Ele crê que essa carência seja resultado da ausência de disciplinas específicas nos currículos. ''A disciplina de gestão esportiva, por exemplo, só será obrigatória para os alunos de Ciências do Esporte da UEL a partir de 2007'', informou.
Para Santana, que durante muitos anos foi técnico de futsal em Londrina e coordena o curso de Pós-Graduação em Futsal da Unopar, dentro de quadra as equipes brasileiras são bem preparadas, ''tanto que temos muitos treinadores nossos trabalhando no exterior''. ''Mas faltam pessoas preparadas para cuidar dos interesses dos clubes fora de quadra, já que o técnico é mais dado às questões táticas e ao contato com os atletas'', comentou.
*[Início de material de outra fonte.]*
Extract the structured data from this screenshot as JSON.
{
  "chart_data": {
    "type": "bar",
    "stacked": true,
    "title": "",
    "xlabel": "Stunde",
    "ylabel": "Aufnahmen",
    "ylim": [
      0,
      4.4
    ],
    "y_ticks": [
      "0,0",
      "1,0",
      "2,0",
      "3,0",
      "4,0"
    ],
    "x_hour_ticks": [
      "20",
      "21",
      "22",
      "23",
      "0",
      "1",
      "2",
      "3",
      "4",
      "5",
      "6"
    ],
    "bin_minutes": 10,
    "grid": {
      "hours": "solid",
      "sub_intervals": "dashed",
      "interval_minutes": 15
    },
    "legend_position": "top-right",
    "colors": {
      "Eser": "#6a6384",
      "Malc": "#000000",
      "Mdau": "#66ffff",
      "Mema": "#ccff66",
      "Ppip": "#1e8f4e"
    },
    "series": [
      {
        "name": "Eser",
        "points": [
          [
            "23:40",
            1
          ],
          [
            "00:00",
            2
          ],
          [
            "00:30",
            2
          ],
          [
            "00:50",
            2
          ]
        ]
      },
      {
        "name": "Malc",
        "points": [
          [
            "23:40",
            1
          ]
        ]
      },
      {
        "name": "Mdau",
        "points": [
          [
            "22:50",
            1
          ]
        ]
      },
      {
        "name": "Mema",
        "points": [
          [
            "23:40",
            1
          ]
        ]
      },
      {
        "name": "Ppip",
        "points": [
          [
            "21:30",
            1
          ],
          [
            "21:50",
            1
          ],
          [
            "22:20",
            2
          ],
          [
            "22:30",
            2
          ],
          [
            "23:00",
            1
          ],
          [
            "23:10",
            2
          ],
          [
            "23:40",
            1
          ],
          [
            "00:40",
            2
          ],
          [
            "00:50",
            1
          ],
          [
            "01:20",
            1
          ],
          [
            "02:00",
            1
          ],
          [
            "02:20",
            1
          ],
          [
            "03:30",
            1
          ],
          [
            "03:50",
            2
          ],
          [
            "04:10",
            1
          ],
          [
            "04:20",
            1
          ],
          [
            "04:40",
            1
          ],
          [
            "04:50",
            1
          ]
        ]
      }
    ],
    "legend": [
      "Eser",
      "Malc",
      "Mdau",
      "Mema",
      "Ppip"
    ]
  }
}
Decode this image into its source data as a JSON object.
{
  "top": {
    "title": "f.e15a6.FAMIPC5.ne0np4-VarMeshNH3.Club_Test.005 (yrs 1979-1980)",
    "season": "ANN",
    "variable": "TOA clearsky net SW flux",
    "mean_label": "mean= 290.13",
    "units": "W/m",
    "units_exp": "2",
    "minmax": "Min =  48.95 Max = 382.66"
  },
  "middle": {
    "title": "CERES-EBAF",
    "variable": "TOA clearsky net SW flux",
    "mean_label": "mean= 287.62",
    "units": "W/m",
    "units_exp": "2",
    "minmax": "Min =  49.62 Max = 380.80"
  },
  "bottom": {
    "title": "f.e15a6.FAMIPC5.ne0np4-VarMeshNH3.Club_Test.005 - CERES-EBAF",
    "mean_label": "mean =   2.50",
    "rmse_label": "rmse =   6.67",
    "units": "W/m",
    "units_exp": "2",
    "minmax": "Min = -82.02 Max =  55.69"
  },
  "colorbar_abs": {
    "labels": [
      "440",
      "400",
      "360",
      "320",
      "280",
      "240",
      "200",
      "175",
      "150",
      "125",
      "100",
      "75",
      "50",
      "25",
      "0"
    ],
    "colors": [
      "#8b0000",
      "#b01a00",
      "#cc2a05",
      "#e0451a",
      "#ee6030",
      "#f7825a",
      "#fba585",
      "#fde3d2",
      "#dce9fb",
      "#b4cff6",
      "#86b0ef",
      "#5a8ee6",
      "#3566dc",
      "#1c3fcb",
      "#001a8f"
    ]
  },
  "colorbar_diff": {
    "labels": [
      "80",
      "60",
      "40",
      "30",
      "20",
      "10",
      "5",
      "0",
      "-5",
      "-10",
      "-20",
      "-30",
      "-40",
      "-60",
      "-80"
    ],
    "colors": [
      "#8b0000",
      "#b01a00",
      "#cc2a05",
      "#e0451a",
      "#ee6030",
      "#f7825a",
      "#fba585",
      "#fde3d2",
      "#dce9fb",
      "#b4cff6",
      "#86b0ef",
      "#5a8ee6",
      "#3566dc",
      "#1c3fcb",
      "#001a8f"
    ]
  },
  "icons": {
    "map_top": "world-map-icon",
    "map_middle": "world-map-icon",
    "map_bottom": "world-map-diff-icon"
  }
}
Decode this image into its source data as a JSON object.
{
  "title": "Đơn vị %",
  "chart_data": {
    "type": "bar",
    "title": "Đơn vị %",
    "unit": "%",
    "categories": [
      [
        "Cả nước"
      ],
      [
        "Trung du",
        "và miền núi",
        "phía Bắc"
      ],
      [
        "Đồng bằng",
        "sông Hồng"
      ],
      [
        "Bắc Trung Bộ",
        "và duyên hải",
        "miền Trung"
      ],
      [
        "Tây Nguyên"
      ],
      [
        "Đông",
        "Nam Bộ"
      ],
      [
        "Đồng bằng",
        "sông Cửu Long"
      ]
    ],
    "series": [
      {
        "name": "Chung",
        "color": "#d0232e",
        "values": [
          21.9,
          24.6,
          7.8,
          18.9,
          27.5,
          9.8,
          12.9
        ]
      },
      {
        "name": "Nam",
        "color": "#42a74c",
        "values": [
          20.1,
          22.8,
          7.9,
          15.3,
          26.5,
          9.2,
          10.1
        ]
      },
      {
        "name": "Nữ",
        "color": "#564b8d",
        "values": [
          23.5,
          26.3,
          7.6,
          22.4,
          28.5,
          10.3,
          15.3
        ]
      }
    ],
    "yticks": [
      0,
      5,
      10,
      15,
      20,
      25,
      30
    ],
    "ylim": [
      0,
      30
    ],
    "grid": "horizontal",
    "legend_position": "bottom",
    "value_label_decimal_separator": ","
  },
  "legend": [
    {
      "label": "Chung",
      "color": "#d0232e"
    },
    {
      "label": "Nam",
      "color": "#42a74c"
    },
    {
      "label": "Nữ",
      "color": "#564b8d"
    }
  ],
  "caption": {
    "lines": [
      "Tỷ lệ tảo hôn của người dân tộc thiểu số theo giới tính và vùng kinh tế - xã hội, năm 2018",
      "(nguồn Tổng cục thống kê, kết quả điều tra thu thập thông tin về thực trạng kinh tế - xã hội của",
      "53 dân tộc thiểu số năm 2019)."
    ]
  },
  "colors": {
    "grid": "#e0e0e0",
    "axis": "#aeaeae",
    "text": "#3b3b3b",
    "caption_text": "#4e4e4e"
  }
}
Tomando por base a realidade das equipes locais que disputam Ligas Nacionais, Santana lembrou de dois ex-alunos seus na UEL que tiveram que aprender na prática a gerenciar as equipes em que trabalham. ''O Júlio Brevilhéri (da Unifil) e a Renata Albino (Unopar) hoje supervisionam as suas equipes a partir das experiências que foram adquirindo ao longo das competições. Isso porque os gestores das principais equipes do Brasil geralmente vêm da área de administração'', acrescentou Santana, citando como exemplos de gestão o São Paulo e a Confederação Brasileira de Vôlei. (J.K.)